Jumat, 28 Juni 2013

Naikkan Harga BBM, Pemerintah Di tuding Melakukan Kejahatan Konstitusi

JAKARTA - Praktisi hukum, Lukmanul Hakim, menilai kebijakan pemerintah dengan menaikkan harga bahan bakar minyak (BBM) bersubsidi telah melanggar konstitusi.

"Pelanggaran konstitusi turunannya adalah semena-menanya pemerintah terhadap undang-undang," katanya dalam dialog publik Subsidi BBM dan Kejahatan Konstitusi di Balai Kartini, Jakarta, Jumat (28/6/2013).

Dia mengatakan, pemerintah telah melakukan pembohongan publik dengan menyebut harga BBM di Indonesia adalah yang paling murah, jika melihat kualitasnya yang buruk.

"Artinya, ketika BBM subsidi dinaikkan jadi Rp6.500, tapi pemerintah belum membuka soal harga pokok produksi," tuturnya.

Kemudian, Indonesia sebagai penghasil minyak mentah nomor dua di dunia setelah Venezuela, sangat mustahil mengalami kekurangan BBM

"Kita ini penghasil minyak mentah nomor dua setelah Venezuela, itu tidak mungkin sebagai penghasil minyak mentah, mustahil APBN jebol. Kenaikan BBM bersubsidi itu pembodohan publik," tuturnya.

Lalu, pemerintah menyelundupkan kembali Pasal 28 Ayat (3) UU Nomor 22 Tahun 2001 tentang Minyak dan Gas Bumi dalam UU APBNP 2013 sebagai dasar hukum penetapan harga BBM. Padahal, MK telah mencabut tentang penetapan harga pasar dalam pasal tersebut.

Secara lengkap, berikut kejahatan konstitusi yang dilakukan pemerintah terkait kenaikan harga BBM bersubsidi. Pertama, Pasal 33 UUD 1945 Ayat (2) menyatakan cabang-cabang produksi yang penting bagi negara dan yang menguasai hajat hidup orang banyak dikuasai oleh negara.

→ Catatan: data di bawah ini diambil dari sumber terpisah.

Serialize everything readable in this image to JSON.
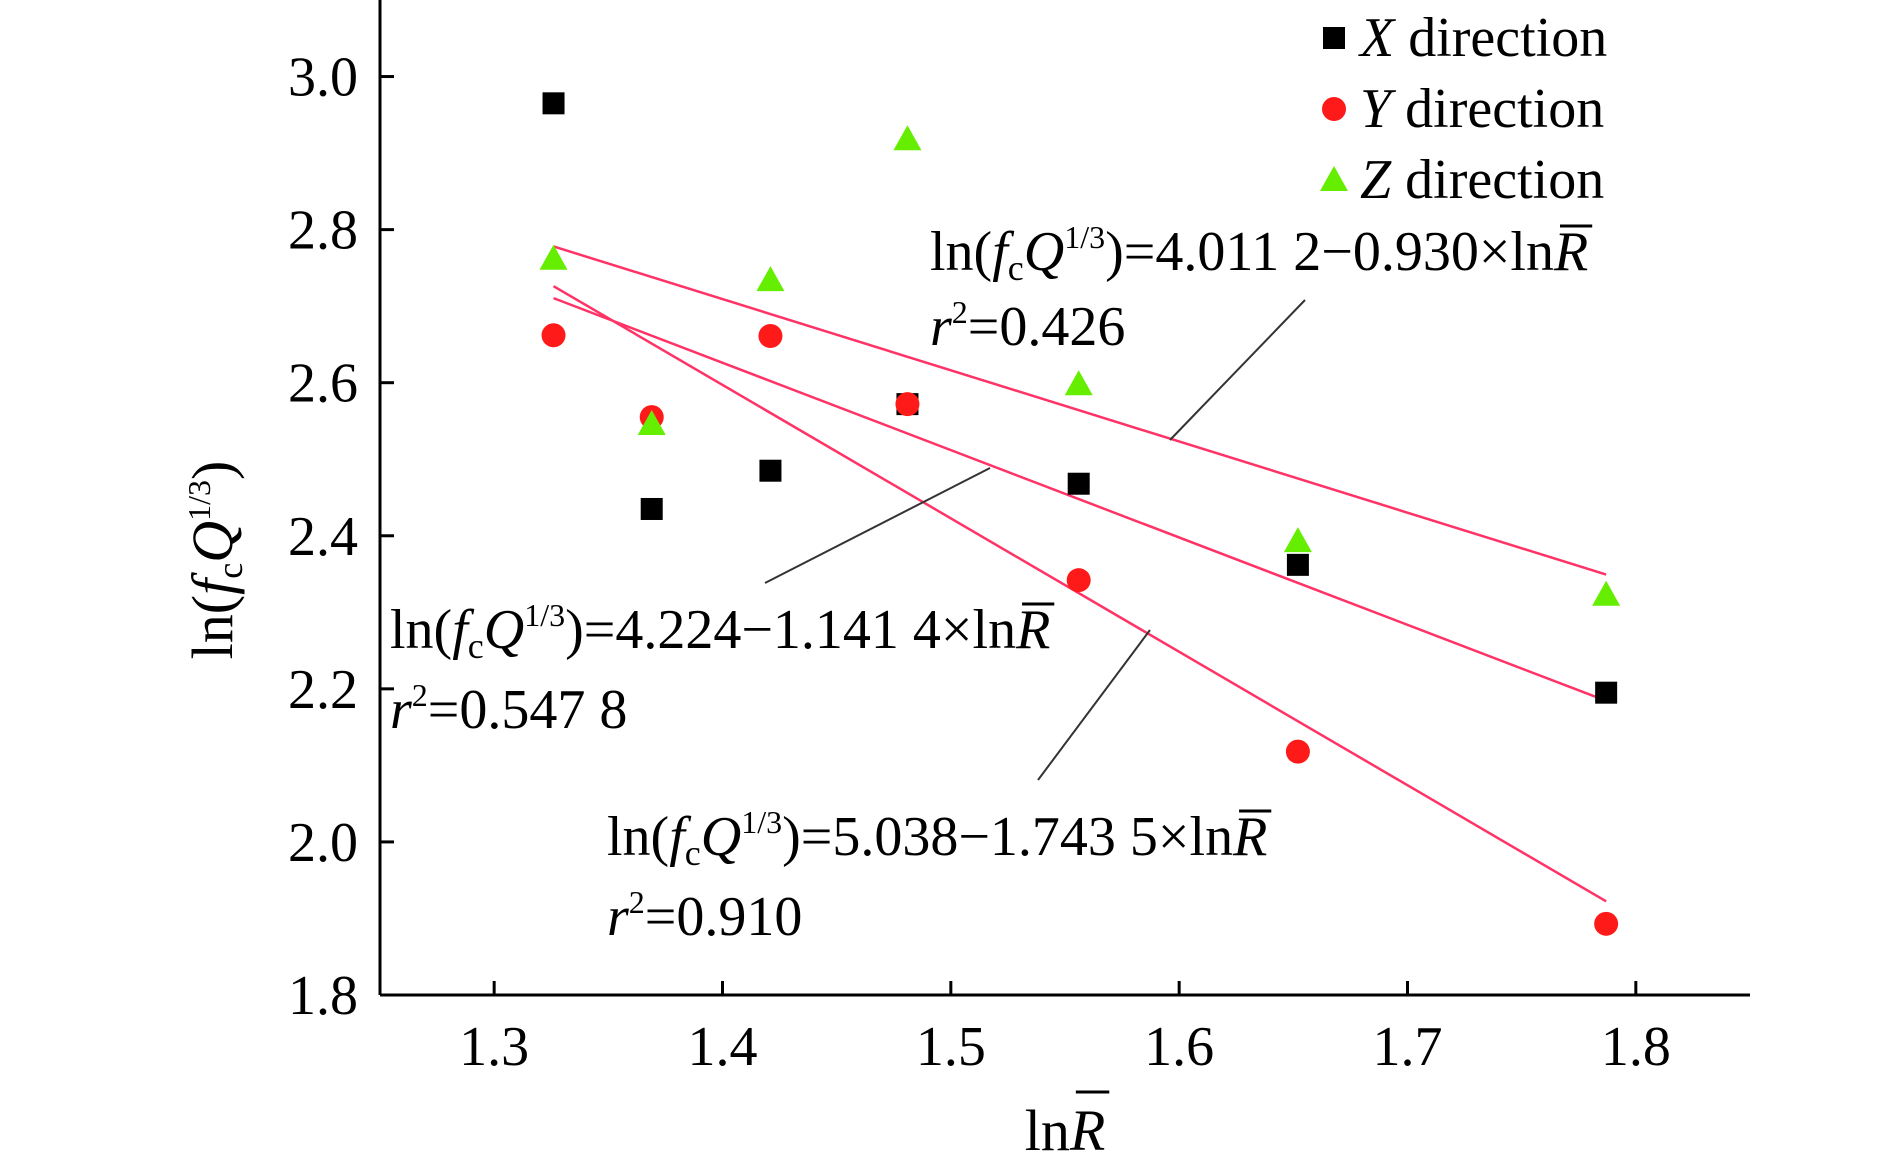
{
  "chart_data": {
    "type": "scatter",
    "xlabel": "lnR̄",
    "ylabel": "ln(fcQ1/3)",
    "xlim": [
      1.25,
      1.85
    ],
    "ylim": [
      1.8,
      3.1
    ],
    "x_ticks": [
      "1.3",
      "1.4",
      "1.5",
      "1.6",
      "1.7",
      "1.8"
    ],
    "y_ticks": [
      "1.8",
      "2.0",
      "2.2",
      "2.4",
      "2.6",
      "2.8",
      "3.0"
    ],
    "legend": {
      "position": "top-right",
      "entries": [
        {
          "italic": "X",
          "text": " direction",
          "marker": "square",
          "color": "#000000"
        },
        {
          "italic": "Y",
          "text": " direction",
          "marker": "circle",
          "color": "#ff1a1a"
        },
        {
          "italic": "Z",
          "text": " direction",
          "marker": "triangle",
          "color": "#66ee00"
        }
      ]
    },
    "series": [
      {
        "name": "X direction",
        "marker": "square",
        "color": "#000000",
        "x": [
          1.326,
          1.369,
          1.421,
          1.481,
          1.556,
          1.652,
          1.787
        ],
        "y": [
          2.965,
          2.435,
          2.485,
          2.572,
          2.468,
          2.362,
          2.195
        ]
      },
      {
        "name": "Y direction",
        "marker": "circle",
        "color": "#ff1a1a",
        "x": [
          1.326,
          1.369,
          1.421,
          1.481,
          1.556,
          1.652,
          1.787
        ],
        "y": [
          2.662,
          2.555,
          2.661,
          2.572,
          2.342,
          2.118,
          1.893
        ]
      },
      {
        "name": "Z direction",
        "marker": "triangle",
        "color": "#66ee00",
        "x": [
          1.326,
          1.369,
          1.421,
          1.481,
          1.556,
          1.652,
          1.787
        ],
        "y": [
          2.762,
          2.546,
          2.734,
          2.918,
          2.598,
          2.393,
          2.323
        ]
      }
    ],
    "fit_lines": [
      {
        "intercept": 4.0112,
        "slope": -0.93,
        "x": [
          1.326,
          1.787
        ],
        "color": "#ff3366"
      },
      {
        "intercept": 4.224,
        "slope": -1.1414,
        "x": [
          1.326,
          1.787
        ],
        "color": "#ff3366"
      },
      {
        "intercept": 5.038,
        "slope": -1.7435,
        "x": [
          1.326,
          1.787
        ],
        "color": "#ff3366"
      }
    ],
    "annotations": [
      {
        "eq_prefix": "ln(",
        "f": "f",
        "c": "c",
        "Q": "Q",
        "exp": "1/3",
        "eq_rest": ")=4.011 2−0.930×ln",
        "R": "R",
        "bar": "¯",
        "r": "r",
        "r_exp": "2",
        "r_val": "=0.426"
      },
      {
        "eq_prefix": "ln(",
        "f": "f",
        "c": "c",
        "Q": "Q",
        "exp": "1/3",
        "eq_rest": ")=4.224−1.141 4×ln",
        "R": "R",
        "bar": "¯",
        "r": "r",
        "r_exp": "2",
        "r_val": "=0.547 8"
      },
      {
        "eq_prefix": "ln(",
        "f": "f",
        "c": "c",
        "Q": "Q",
        "exp": "1/3",
        "eq_rest": ")=5.038−1.743 5×ln",
        "R": "R",
        "bar": "¯",
        "r": "r",
        "r_exp": "2",
        "r_val": "=0.910"
      }
    ],
    "axis_labels": {
      "x_prefix": "ln",
      "x_R": "R",
      "x_bar": "¯",
      "y_prefix": "ln(",
      "y_f": "f",
      "y_c": "c",
      "y_Q": "Q",
      "y_exp": "1/3",
      "y_close": ")"
    },
    "grid": false
  }
}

Lalu, Ayat (3) yang menyatakan bumi dan air dan kekayaan alam yang terkandung di dalamnya dikuasai oleh negara dan digunakan sebesar-besar untuk kemakmuran rakyat.

Tetapi, pemerintah justru melakukan kejahatan konstitusi dalam tata kelola dan tata niaga MIGAS, karena telah menempatkan MIGAS sebagai salah satu cabang produksi yang dikuasai oleh kepentingan asing (atas nama pasar bebas).

Lalu, MIGAS sebagai salah satu kekayaan alam yang terkandung di bumi Indonesia (public goods) justru digunakan sebesar-besarnya untuk kesengsaraan rakyat.

Kemudian, dalam UU Nomor 14 Tahun 2008 tentang Keterbukaan Informasi Publik, pemerintah justru tak pernah mengumumkan secara transparan atau terbuka kepada seluruh rakyat tentang berapa besar harga pokok produksi. Sesungguhnya, berapa harga pokok produksi dan harga pokok penjualan BBM per liter?

UU Nomor 8 Tahun 1999 tentang Perlindungan Konsumen, kejahatan konstitusinya, pemerintah telah melakukan pendustaan publik terkait mutu BBM yang dijual kepada rakyat dengan di bawah kualitas (bahkan memenuhi standar euro 1 sehingga membahayakan kesehatan manusia) yang telah ditetapkan pemerintah (standar euro 2).

Lalu, keputusan MK Nomor 002/PUU-I/2003, 21 Desember 2004, yang pada pokoknya telah mencabut tentang penetapan harga pasar berdasarkan Pasal 28 Ayat (3) UU Nomor 22 Tahun 2001 tentang Minyak dan Gas Bumi. Kejahatan konstitusi, pemerintah menerbitkkan PP Nomor 36 Tahun 2004 yang bertentangan dengan keputusan MK Nomor 002/PUU-I/2003, 21 Desember 2004, dan UU APBNP 2013 c.q APBNP 2013 tetap mencantumkan Pasal 28 Ayat (3) sebagai dasar hukum dalam penetapan harga BBM.